Safe API Key Usage in a Service Client

Create a service that reads the key from the environment and uses it in headers over HTTPS. Do not log the key or include it in error messages.

@Service
public class ExternalApiService {

    private final String apiKey;
    private final RestTemplate restTemplate;

    public ExternalApiService(
            @Value("${api-key}") String apiKey,
            RestTemplateBuilder restTemplateBuilder) {
        this.apiKey = apiKey;
        this.restTemplate = restTemplateBuilder.build();
    }

    public String callExternal(String resource) {
        HttpHeaders headers = new HttpHeaders();
        headers.set("Authorization", "Bearer " + apiKey);
        headers.set("Accept", "application/json");
        HttpEntity<String> request = new HttpEntity<>(headers);
        return restTemplate.exchange(
                "https://api.example.com/" + resource,
                HttpMethod.GET,
                request,
                String.class)
            .getBody();
    }
}

This approach avoids exposing the key in logs and ensures it is only used in secure outbound calls. If you need to integrate with SAML context (e.g., to scope calls per user), pass the user identity separately and do not embed the key in the assertion or session attributes.

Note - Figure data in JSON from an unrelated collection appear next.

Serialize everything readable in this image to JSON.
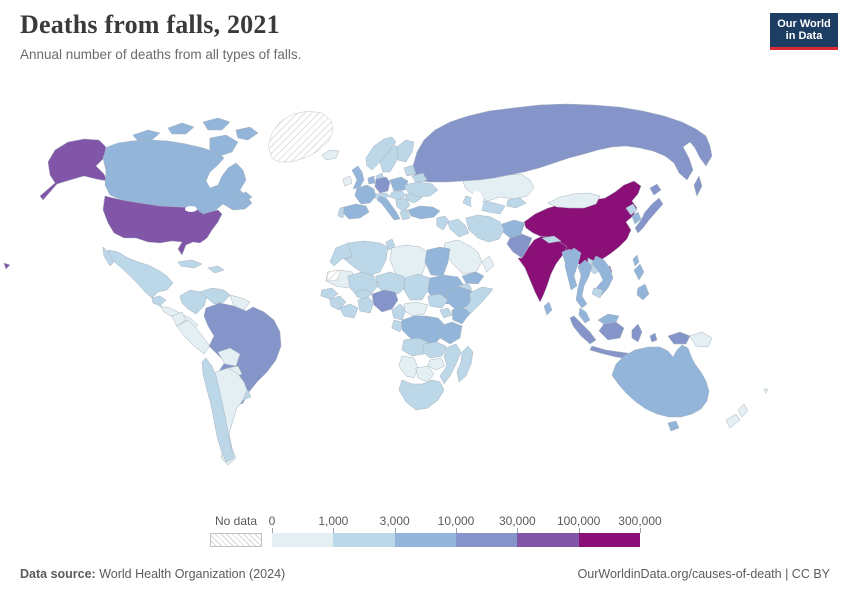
{
  "header": {
    "title": "Deaths from falls, 2021",
    "subtitle": "Annual number of deaths from all types of falls.",
    "logo": {
      "line1": "Our World",
      "line2": "in Data",
      "bg_color": "#1d3d63",
      "accent_color": "#dc2830"
    }
  },
  "legend": {
    "no_data_label": "No data",
    "tick_labels": [
      "0",
      "1,000",
      "3,000",
      "10,000",
      "30,000",
      "100,000",
      "300,000"
    ],
    "palette": [
      "#e4eff4",
      "#bcd7e8",
      "#92b5d9",
      "#8695c9",
      "#8156a8",
      "#8a1078"
    ]
  },
  "footer": {
    "source_label": "Data source:",
    "source_value": " World Health Organization (2024)",
    "attribution": "OurWorldinData.org/causes-of-death | CC BY"
  },
  "chart_data": {
    "type": "choropleth",
    "title": "Deaths from falls, 2021",
    "subtitle": "Annual number of deaths from all types of falls.",
    "bin_labels": [
      "0-1,000",
      "1,000-3,000",
      "3,000-10,000",
      "10,000-30,000",
      "30,000-100,000",
      "100,000-300,000"
    ],
    "bin_thresholds": [
      0,
      1000,
      3000,
      10000,
      30000,
      100000,
      300000
    ],
    "no_data_regions": [
      "Greenland",
      "Western Sahara"
    ],
    "countries": {
      "greenland": {
        "label": "Greenland",
        "bin": "nodata"
      },
      "western-sahara": {
        "label": "Western Sahara",
        "bin": "nodata"
      },
      "united-states": {
        "label": "United States",
        "bin": 4
      },
      "canada": {
        "label": "Canada",
        "bin": 2
      },
      "mexico": {
        "label": "Mexico",
        "bin": 1
      },
      "guatemala": {
        "label": "Guatemala",
        "bin": 1
      },
      "central-america": {
        "label": "Central America",
        "bin": 0
      },
      "cuba": {
        "label": "Cuba",
        "bin": 1
      },
      "hispaniola": {
        "label": "Haiti / Dominican Republic",
        "bin": 1
      },
      "colombia": {
        "label": "Colombia",
        "bin": 1
      },
      "venezuela": {
        "label": "Venezuela",
        "bin": 1
      },
      "guyana": {
        "label": "Guianas",
        "bin": 0
      },
      "ecuador": {
        "label": "Ecuador",
        "bin": 0
      },
      "peru": {
        "label": "Peru",
        "bin": 0
      },
      "bolivia": {
        "label": "Bolivia",
        "bin": 0
      },
      "paraguay": {
        "label": "Paraguay",
        "bin": 0
      },
      "chile": {
        "label": "Chile",
        "bin": 1
      },
      "argentina": {
        "label": "Argentina",
        "bin": 0
      },
      "uruguay": {
        "label": "Uruguay",
        "bin": 1
      },
      "brazil": {
        "label": "Brazil",
        "bin": 3
      },
      "iceland": {
        "label": "Iceland",
        "bin": 0
      },
      "ireland": {
        "label": "Ireland",
        "bin": 0
      },
      "united-kingdom": {
        "label": "United Kingdom",
        "bin": 2
      },
      "norway": {
        "label": "Norway",
        "bin": 1
      },
      "sweden": {
        "label": "Sweden",
        "bin": 1
      },
      "finland": {
        "label": "Finland",
        "bin": 1
      },
      "denmark": {
        "label": "Denmark",
        "bin": 1
      },
      "baltics": {
        "label": "Baltic states",
        "bin": 1
      },
      "belarus": {
        "label": "Belarus",
        "bin": 1
      },
      "poland": {
        "label": "Poland",
        "bin": 2
      },
      "germany": {
        "label": "Germany",
        "bin": 3
      },
      "netherlands-belgium": {
        "label": "Netherlands / Belgium",
        "bin": 2
      },
      "france": {
        "label": "France",
        "bin": 2
      },
      "spain": {
        "label": "Spain",
        "bin": 2
      },
      "portugal": {
        "label": "Portugal",
        "bin": 1
      },
      "italy": {
        "label": "Italy",
        "bin": 2
      },
      "switzerland-austria": {
        "label": "Switzerland / Austria",
        "bin": 1
      },
      "czech-hungary": {
        "label": "Czechia / Hungary",
        "bin": 1
      },
      "balkans": {
        "label": "Balkans",
        "bin": 1
      },
      "greece": {
        "label": "Greece",
        "bin": 1
      },
      "romania": {
        "label": "Romania",
        "bin": 1
      },
      "ukraine": {
        "label": "Ukraine",
        "bin": 1
      },
      "russia": {
        "label": "Russia",
        "bin": 3
      },
      "kazakhstan": {
        "label": "Kazakhstan",
        "bin": 0
      },
      "uzbekistan-turkmenistan": {
        "label": "Uzbekistan / Turkmenistan",
        "bin": 1
      },
      "kyrgyzstan-tajikistan": {
        "label": "Kyrgyzstan / Tajikistan",
        "bin": 1
      },
      "turkey": {
        "label": "Turkey",
        "bin": 2
      },
      "syria": {
        "label": "Syria / Levant",
        "bin": 1
      },
      "iraq": {
        "label": "Iraq",
        "bin": 1
      },
      "iran": {
        "label": "Iran",
        "bin": 1
      },
      "saudi-arabia": {
        "label": "Saudi Arabia",
        "bin": 0
      },
      "yemen": {
        "label": "Yemen",
        "bin": 2
      },
      "oman": {
        "label": "Oman",
        "bin": 0
      },
      "afghanistan": {
        "label": "Afghanistan",
        "bin": 2
      },
      "pakistan": {
        "label": "Pakistan",
        "bin": 3
      },
      "india": {
        "label": "India",
        "bin": 5
      },
      "nepal": {
        "label": "Nepal",
        "bin": 1
      },
      "bangladesh": {
        "label": "Bangladesh",
        "bin": 2
      },
      "sri-lanka": {
        "label": "Sri Lanka",
        "bin": 2
      },
      "china": {
        "label": "China",
        "bin": 5
      },
      "mongolia": {
        "label": "Mongolia",
        "bin": 0
      },
      "north-korea": {
        "label": "North Korea",
        "bin": 1
      },
      "south-korea": {
        "label": "South Korea",
        "bin": 2
      },
      "japan": {
        "label": "Japan",
        "bin": 3
      },
      "taiwan": {
        "label": "Taiwan",
        "bin": 2
      },
      "myanmar": {
        "label": "Myanmar",
        "bin": 2
      },
      "thailand": {
        "label": "Thailand",
        "bin": 2
      },
      "laos": {
        "label": "Laos",
        "bin": 1
      },
      "vietnam": {
        "label": "Vietnam",
        "bin": 2
      },
      "cambodia": {
        "label": "Cambodia",
        "bin": 1
      },
      "malaysia": {
        "label": "Malaysia",
        "bin": 2
      },
      "indonesia": {
        "label": "Indonesia",
        "bin": 3
      },
      "philippines": {
        "label": "Philippines",
        "bin": 2
      },
      "papua-new-guinea": {
        "label": "Papua New Guinea",
        "bin": 0
      },
      "australia": {
        "label": "Australia",
        "bin": 2
      },
      "new-zealand": {
        "label": "New Zealand",
        "bin": 0
      },
      "fiji": {
        "label": "Fiji",
        "bin": 0
      },
      "morocco": {
        "label": "Morocco",
        "bin": 1
      },
      "algeria": {
        "label": "Algeria",
        "bin": 1
      },
      "tunisia": {
        "label": "Tunisia",
        "bin": 1
      },
      "libya": {
        "label": "Libya",
        "bin": 0
      },
      "egypt": {
        "label": "Egypt",
        "bin": 2
      },
      "mauritania": {
        "label": "Mauritania",
        "bin": 0
      },
      "mali": {
        "label": "Mali",
        "bin": 1
      },
      "niger": {
        "label": "Niger",
        "bin": 1
      },
      "chad": {
        "label": "Chad",
        "bin": 1
      },
      "sudan": {
        "label": "Sudan",
        "bin": 2
      },
      "south-sudan": {
        "label": "South Sudan",
        "bin": 1
      },
      "eritrea": {
        "label": "Eritrea / Djibouti",
        "bin": 1
      },
      "senegal": {
        "label": "Senegal",
        "bin": 1
      },
      "guinea": {
        "label": "Guinea",
        "bin": 1
      },
      "ivory-coast": {
        "label": "Cote d'Ivoire / Liberia",
        "bin": 1
      },
      "ghana": {
        "label": "Ghana / Togo / Benin",
        "bin": 1
      },
      "burkina-faso": {
        "label": "Burkina Faso",
        "bin": 1
      },
      "nigeria": {
        "label": "Nigeria",
        "bin": 3
      },
      "cameroon": {
        "label": "Cameroon",
        "bin": 1
      },
      "central-african-republic": {
        "label": "Central African Republic",
        "bin": 0
      },
      "ethiopia": {
        "label": "Ethiopia",
        "bin": 2
      },
      "somalia": {
        "label": "Somalia",
        "bin": 1
      },
      "uganda": {
        "label": "Uganda",
        "bin": 1
      },
      "kenya": {
        "label": "Kenya",
        "bin": 2
      },
      "drc": {
        "label": "Democratic Republic of Congo",
        "bin": 2
      },
      "gabon-congo": {
        "label": "Gabon / Congo",
        "bin": 1
      },
      "tanzania": {
        "label": "Tanzania",
        "bin": 2
      },
      "angola": {
        "label": "Angola",
        "bin": 1
      },
      "zambia": {
        "label": "Zambia",
        "bin": 1
      },
      "mozambique": {
        "label": "Mozambique",
        "bin": 1
      },
      "zimbabwe": {
        "label": "Zimbabwe",
        "bin": 0
      },
      "namibia": {
        "label": "Namibia",
        "bin": 0
      },
      "botswana": {
        "label": "Botswana",
        "bin": 0
      },
      "south-africa": {
        "label": "South Africa",
        "bin": 1
      },
      "madagascar": {
        "label": "Madagascar",
        "bin": 1
      }
    }
  }
}
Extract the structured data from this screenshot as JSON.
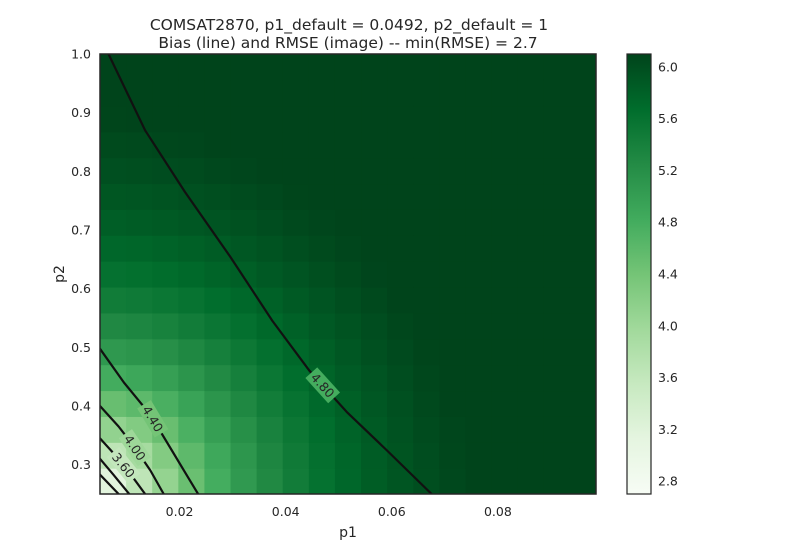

Logging and Error Handling Safeguards

Configure logging to redact sensitive headers and avoid dumping request or response bodies that might contain key references. In a Spring Boot application, you can customize CommonsRequestLoggingFilter or use a servlet filter to scrub headers.

@Component
public class SensitiveHeaderFilter extends OncePerRequestFilter {

    @Override
    protected void doFilterInternal(
            HttpServletRequest request, HttpServletResponse response, FilterChain filterChain)
            throws ServletException, IOException {
        HttpServletRequest wrapped = new HttpServletRequestWrapper(request) {
            @Override
            public String getHeader(String name) {
                if ("Authorization".equalsIgnoreCase(name)) {
                    return "[redacted]";
                }
                return super.getHeader(name);
            }
        };
        filterChain.doFilter(wrapped, response);
    }
}

Additionally, ensure that SAML processing does not inadvertently echo user-provided input into logs or error pages. Validate and sanitize any data extracted from SAML assertions before using it in diagnostics.